Sonstiges

Das Parteiprogramm = Die Parteiverfassung


Das Programm einer Partei, das sog. Parteiprogramm ist so etwas wie die gesammelten Forderungen, Ziele und Sehnsüchte einer politischen Gruppierung, die in schriftlicher Form niedergelegt werden. Mitunter wird auch von einem Grundsatzprogramm gesprochen. Das Parteiprogramm spiegelt damit so etwas wie die innere Identität einer Partei wieder. Ein solches Programm hat nach Innen die Funktion einer Leitlinie an der alle Entscheidungen gemessen werden können. Nach Außen repräsentiert das Programm die Ziele der Partei, weshalb man auch von einem Manifest sprechen kann (wie beim Kommunistischen Manifest). Die Repräsentationsfunktion des Parteiprogrammes ist besonders in Wahlzeiten von außerordentlicher Bedeutung, weil dann die Programme mit einer recht hohen Wahrscheinlichkeit tatsächlich auch einmal gelesen werden.

Naturgemäß ist ein politisches Programm in einer demokratischen Geschellschaftsform keine heilige Schrift, die in Stein gemeißelt ist.
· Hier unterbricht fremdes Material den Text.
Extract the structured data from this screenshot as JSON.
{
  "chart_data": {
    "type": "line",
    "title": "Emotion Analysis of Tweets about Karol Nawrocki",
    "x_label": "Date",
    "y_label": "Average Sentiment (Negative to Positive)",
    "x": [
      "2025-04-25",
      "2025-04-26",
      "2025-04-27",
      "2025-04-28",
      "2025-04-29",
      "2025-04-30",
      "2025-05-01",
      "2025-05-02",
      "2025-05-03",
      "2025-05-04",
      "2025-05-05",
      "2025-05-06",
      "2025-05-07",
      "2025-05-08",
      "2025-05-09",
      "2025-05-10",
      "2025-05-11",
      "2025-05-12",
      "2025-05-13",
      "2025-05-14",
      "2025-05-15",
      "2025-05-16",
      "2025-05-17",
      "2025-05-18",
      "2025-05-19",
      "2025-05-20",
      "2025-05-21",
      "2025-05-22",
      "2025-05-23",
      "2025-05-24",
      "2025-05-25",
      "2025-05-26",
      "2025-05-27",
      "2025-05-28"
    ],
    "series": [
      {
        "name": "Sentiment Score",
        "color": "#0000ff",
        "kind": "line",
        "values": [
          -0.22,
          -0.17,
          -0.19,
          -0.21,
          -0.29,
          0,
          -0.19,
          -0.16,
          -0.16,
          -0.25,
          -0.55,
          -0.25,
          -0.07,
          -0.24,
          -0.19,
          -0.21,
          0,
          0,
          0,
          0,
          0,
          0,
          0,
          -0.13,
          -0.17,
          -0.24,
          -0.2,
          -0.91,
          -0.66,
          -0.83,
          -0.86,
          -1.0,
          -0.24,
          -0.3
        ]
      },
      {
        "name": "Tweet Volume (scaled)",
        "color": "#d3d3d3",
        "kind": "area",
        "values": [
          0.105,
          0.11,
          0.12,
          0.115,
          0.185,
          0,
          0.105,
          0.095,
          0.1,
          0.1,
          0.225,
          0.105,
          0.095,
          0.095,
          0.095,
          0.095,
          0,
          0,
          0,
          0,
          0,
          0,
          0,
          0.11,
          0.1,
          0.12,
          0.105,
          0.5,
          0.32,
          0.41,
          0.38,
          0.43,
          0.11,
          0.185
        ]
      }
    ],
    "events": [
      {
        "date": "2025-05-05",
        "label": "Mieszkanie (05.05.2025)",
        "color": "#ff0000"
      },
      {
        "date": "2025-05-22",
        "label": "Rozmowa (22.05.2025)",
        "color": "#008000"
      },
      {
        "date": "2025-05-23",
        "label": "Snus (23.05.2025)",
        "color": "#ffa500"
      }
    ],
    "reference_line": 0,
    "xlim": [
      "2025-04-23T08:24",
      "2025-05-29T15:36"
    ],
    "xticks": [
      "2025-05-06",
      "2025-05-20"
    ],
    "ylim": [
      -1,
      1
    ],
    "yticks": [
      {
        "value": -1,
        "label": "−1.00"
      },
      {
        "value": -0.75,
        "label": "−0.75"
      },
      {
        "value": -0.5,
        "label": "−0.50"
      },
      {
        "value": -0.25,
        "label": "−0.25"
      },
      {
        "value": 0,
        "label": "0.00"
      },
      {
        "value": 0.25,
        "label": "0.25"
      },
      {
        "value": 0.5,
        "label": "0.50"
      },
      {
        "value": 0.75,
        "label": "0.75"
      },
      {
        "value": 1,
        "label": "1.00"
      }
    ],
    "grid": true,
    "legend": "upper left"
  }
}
Jede moderne politische Gruppierung überarbeitet ihr Parteiprogramm gelegentlich, um es den Erfordernissen der Moderne anzupassen, frei nach dem Motto „Wer nicht mit der Zeit geht, geht mit der Zeit“. Oft werden mit der Niederschrift von Parteiprogrammen neue Meilensteine berbunden, um die Partei auf ein neues Zeitalter vorzubereiten. Das Godesberger Programm beschwor z.B. den Wandel der SPD von einer marxistischen Arbeiterpartei hin zu einer eher pragmatisch orientierten Volkspartei.

Da die Parteiprogramme in der Regel der Aktualität ein wenig hinterherhinken, haben die Wahlprogramme, die anlässlich einer bevorstehenden Wahl von den Parteien formuliert werden, sicherlich eine höhere politsiche Relevanz als die Parteiprogramme.